Norway is the biggest contributor to conflict resolution, the optimistic name given to efforts to get warring parties to talk to each other. A high point here came in 1993, when Norwegian diplomats and researchers cajoled Israelis and Palestinians to negotiate face to face. The resulting Oslo accords were signed in Washington by politicians from America, Russia, Israel and Palestine. Norway was more than happy for them to take the credit for its initiative.

Since then Norway has sought to involve itself in many other conflicts—the less tractable the better. It has tried to repeat its Arab-Israeli success (as it seemed at the time) in Colombia, Haiti, Cyprus, the Philippines, Burma, Indonesia and, most recently, Sri Lanka. This last has been criticised as naive, leading as it did to a ceasefire that allowed the combatants to rearm before the killing resumed. Yet a consistent principle runs through these efforts: that it is better to sit down with all parties, even those considered pariahs, than to exclude anyone from peace talks.

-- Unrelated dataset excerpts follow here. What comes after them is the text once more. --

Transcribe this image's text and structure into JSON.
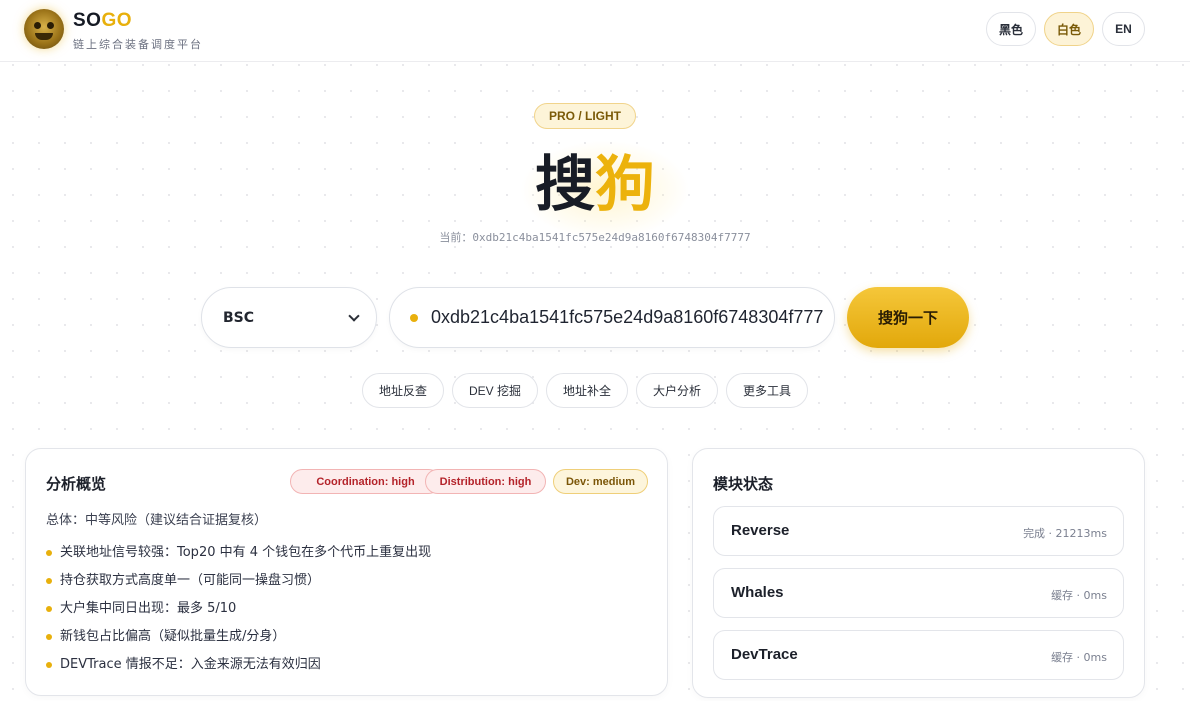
{
  "header": {
    "brand_so": "SO",
    "brand_go": "GO",
    "brand_subtitle": "链上综合装备调度平台",
    "theme_dark": "黑色",
    "theme_light": "白色",
    "language": "EN"
  },
  "hero": {
    "badge": "PRO / LIGHT",
    "title_part1": "搜",
    "title_part2": "狗",
    "current_label": "当前：",
    "current_address": "0xdb21c4ba1541fc575e24d9a8160f6748304f7777"
  },
  "search": {
    "chain_value": "BSC",
    "query_value": "0xdb21c4ba1541fc575e24d9a8160f6748304f7777",
    "button_label": "搜狗一下"
  },
  "tools": {
    "reverse_lookup": "地址反查",
    "dev_mining": "DEV 挖掘",
    "address_complete": "地址补全",
    "whale_analysis": "大户分析",
    "more_tools": "更多工具"
  },
  "overview": {
    "title": "分析概览",
    "tags": {
      "coordination": "Coordination: high",
      "distribution": "Distribution: high",
      "dev": "Dev: medium"
    },
    "overall": "总体：中等风险（建议结合证据复核）",
    "findings": [
      "关联地址信号较强：Top20 中有 4 个钱包在多个代币上重复出现",
      "持仓获取方式高度单一（可能同一操盘习惯）",
      "大户集中同日出现：最多 5/10",
      "新钱包占比偏高（疑似批量生成/分身）",
      "DEVTrace 情报不足：入金来源无法有效归因"
    ]
  },
  "modules": {
    "title": "模块状态",
    "items": [
      {
        "name": "Reverse",
        "status": "完成 · 21213ms"
      },
      {
        "name": "Whales",
        "status": "缓存 · 0ms"
      },
      {
        "name": "DevTrace",
        "status": "缓存 · 0ms"
      }
    ]
  },
  "colors": {
    "accent": "#ecb20c",
    "risk_high": "#b4232a",
    "risk_medium": "#7b5608"
  }
}
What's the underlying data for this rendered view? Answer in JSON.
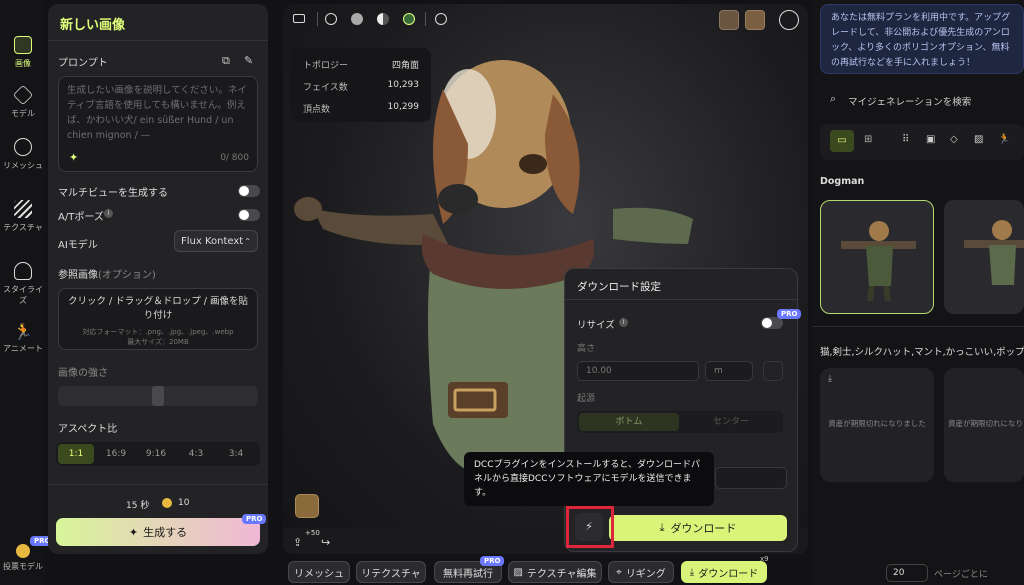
{
  "rail": {
    "items": [
      {
        "label": "画像",
        "icon": "image-ai-icon"
      },
      {
        "label": "モデル",
        "icon": "cube-icon"
      },
      {
        "label": "リメッシュ",
        "icon": "remesh-icon"
      },
      {
        "label": "テクスチャ",
        "icon": "texture-icon"
      },
      {
        "label": "スタイライズ",
        "icon": "stylize-icon"
      },
      {
        "label": "アニメート",
        "icon": "running-icon"
      }
    ],
    "bottom_label": "投票モデル",
    "bottom_badge": "PRO"
  },
  "left": {
    "title": "新しい画像",
    "prompt_label": "プロンプト",
    "prompt_placeholder": "生成したい画像を説明してください。ネイティブ言語を使用しても構いません。例えば、かわいい犬/ ein süßer Hund / un chien mignon / —",
    "prompt_count": "0/ 800",
    "multiview_label": "マルチビューを生成する",
    "atpose_label": "A/Tポーズ",
    "ai_model_label": "AIモデル",
    "ai_model_value": "Flux Kontext",
    "ref_label": "参照画像",
    "ref_optional": "(オプション)",
    "upload_text": "クリック / ドラッグ＆ドロップ / 画像を貼り付け",
    "upload_formats": "対応フォーマット：.png、.jpg、.jpeg、.webp",
    "upload_maxsize": "最大サイズ：20MB",
    "strength_label": "画像の強さ",
    "aspect_label": "アスペクト比",
    "aspect_options": [
      "1:1",
      "16:9",
      "9:16",
      "4:3",
      "3:4"
    ],
    "aspect_selected": "1:1",
    "time_cost": "15 秒",
    "credit_cost": "10",
    "generate_label": "生成する",
    "generate_badge": "PRO"
  },
  "viewport": {
    "stats": [
      {
        "k": "トポロジー",
        "v": "四角面"
      },
      {
        "k": "フェイス数",
        "v": "10,293"
      },
      {
        "k": "頂点数",
        "v": "10,299"
      }
    ],
    "plus_badge": "+50"
  },
  "download_panel": {
    "title": "ダウンロード設定",
    "resize_label": "リサイズ",
    "resize_badge": "PRO",
    "height_label": "高さ",
    "height_value": "10.00",
    "unit_value": "m",
    "origin_label": "起源",
    "origin_bottom": "ボトム",
    "origin_center": "センター",
    "download_label": "ダウンロード"
  },
  "tooltip": {
    "text": "DCCプラグインをインストールすると、ダウンロードパネルから直接DCCソフトウェアにモデルを送信できます。"
  },
  "bottom_toolbar": {
    "remesh": "リメッシュ",
    "retexture": "リテクスチャ",
    "free_retry": "無料再試行",
    "free_retry_badge": "PRO",
    "texture_edit": "テクスチャ編集",
    "rigging": "リギング",
    "download": "ダウンロード",
    "download_badge": "x9"
  },
  "right": {
    "notice": "あなたは無料プランを利用中です。アップグレードして、非公開および優先生成のアンロック、より多くのポリゴンオプション、無料の再試行などを手に入れましょう！",
    "search_placeholder": "マイジェネレーションを検索",
    "group1_title": "Dogman",
    "group2_title": "猫,剣士,シルクハット,マント,かっこいい,ポップ",
    "expired_text_1": "資産が期限切れになりました",
    "expired_text_2": "資産が期限切れになりました",
    "page_size": "20",
    "per_page": "ページごとに"
  },
  "colors": {
    "accent": "#e0ff7a",
    "pro": "#6a78ff",
    "highlight": "#e0263a"
  }
}
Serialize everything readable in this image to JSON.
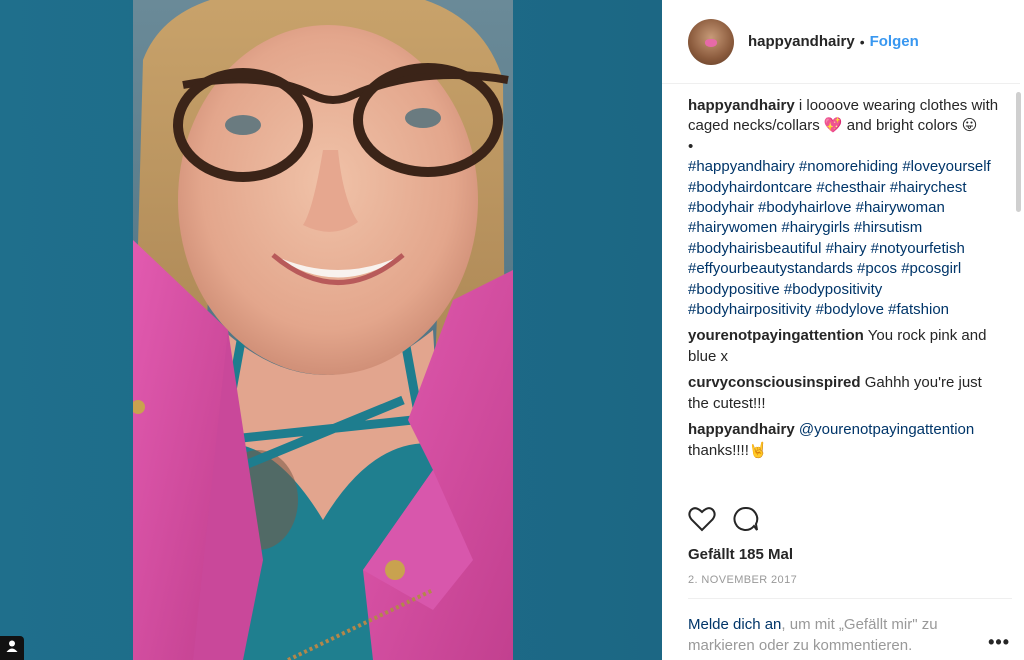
{
  "post": {
    "username": "happyandhairy",
    "separator": "•",
    "follow_label": "Folgen"
  },
  "caption": {
    "username": "happyandhairy",
    "text": " i loooove wearing clothes with caged necks/collars 💖 and bright colors 😛",
    "bullet": "•",
    "hashtags": "#happyandhairy #nomorehiding #loveyourself #bodyhairdontcare #chesthair #hairychest #bodyhair #bodyhairlove #hairywoman #hairywomen #hairygirls #hirsutism #bodyhairisbeautiful #hairy #notyourfetish #effyourbeautystandards #pcos #pcosgirl #bodypositive #bodypositivity #bodyhairpositivity #bodylove #fatshion"
  },
  "comments": [
    {
      "username": "yourenotpayingattention",
      "text": " You rock pink and blue x"
    },
    {
      "username": "curvyconsciousinspired",
      "text": " Gahhh you're just the cutest!!!"
    },
    {
      "username": "happyandhairy",
      "mention": " @yourenotpayingattention",
      "text": " thanks!!!!🤘"
    }
  ],
  "likes": "Gefällt 185 Mal",
  "date": "2. NOVEMBER 2017",
  "login_prompt": {
    "link": "Melde dich an",
    "rest": ", um mit „Gefällt mir\" zu markieren oder zu kommentieren."
  },
  "more_label": "•••",
  "icons": {
    "like": "heart-icon",
    "comment": "comment-bubble-icon",
    "options": "more-options-icon",
    "corner": "user-icon"
  },
  "colors": {
    "background": "#1d6a87",
    "link": "#3897f0",
    "hashtag": "#003569",
    "muted": "#999999",
    "jacket": "#d94fa6"
  }
}
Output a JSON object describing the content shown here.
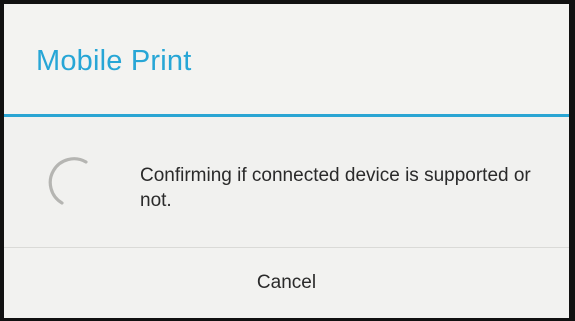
{
  "dialog": {
    "title": "Mobile Print",
    "message": "Confirming if connected device is supported or not.",
    "cancel_label": "Cancel",
    "spinner_icon": "loading-spinner-icon",
    "colors": {
      "accent": "#27a6d6",
      "background": "#f1f1ef",
      "text": "#2a2a2a",
      "spinner": "#b5b5b2"
    }
  }
}
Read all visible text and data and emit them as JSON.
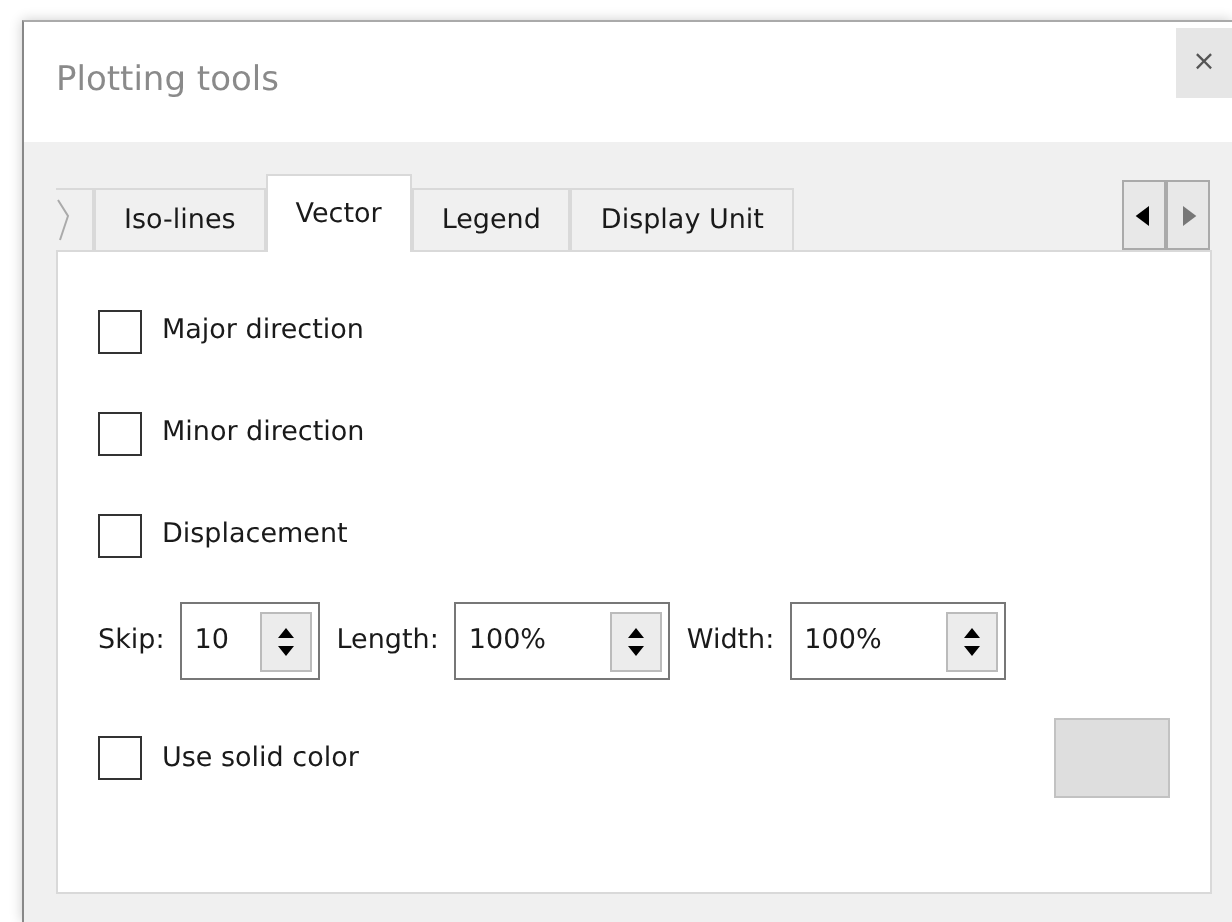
{
  "window": {
    "title": "Plotting tools",
    "close": "×"
  },
  "tabs": [
    {
      "label": "Iso-lines",
      "selected": false
    },
    {
      "label": "Vector",
      "selected": true
    },
    {
      "label": "Legend",
      "selected": false
    },
    {
      "label": "Display Unit",
      "selected": false
    }
  ],
  "tab_scroll": {
    "left_disabled": false,
    "right_disabled": true
  },
  "options": [
    {
      "label": "Major direction",
      "checked": false
    },
    {
      "label": "Minor direction",
      "checked": false
    },
    {
      "label": "Displacement",
      "checked": false
    }
  ],
  "spinners": [
    {
      "label": "Skip:",
      "value": "10",
      "kind": "narrow"
    },
    {
      "label": "Length:",
      "value": "100%",
      "kind": "wide"
    },
    {
      "label": "Width:",
      "value": "100%",
      "kind": "wide"
    }
  ],
  "solid_color": {
    "label": "Use solid color",
    "checked": false
  }
}
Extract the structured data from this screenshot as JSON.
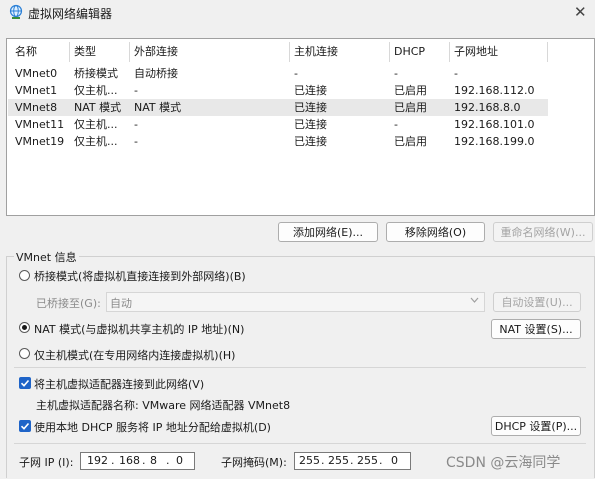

Norway is a generous funder of a huge number of good causes. It has, for instance, given more to alleviate hunger in the Horn of Africa this year than France or Germany. It has set up a mechanism to pay Brazil not to chop down the Amazon. And it shovels money into the United Nations.

This makes Norway sound like a place that models its foreign policy on the banners held up at Woodstock, but that is not the case. It is a member of NATO and is playing an outsized role in the campaign in Libya. It has repeatedly shown a willingness to put its soldiers in harm’s way. The foreign ministry estimates that 120,000 Norwegians served as peacekeepers between 1947 and 2008, and Norwegians wearing the UN’s blue berets can today be found in Sudan, Congo and Afghanistan.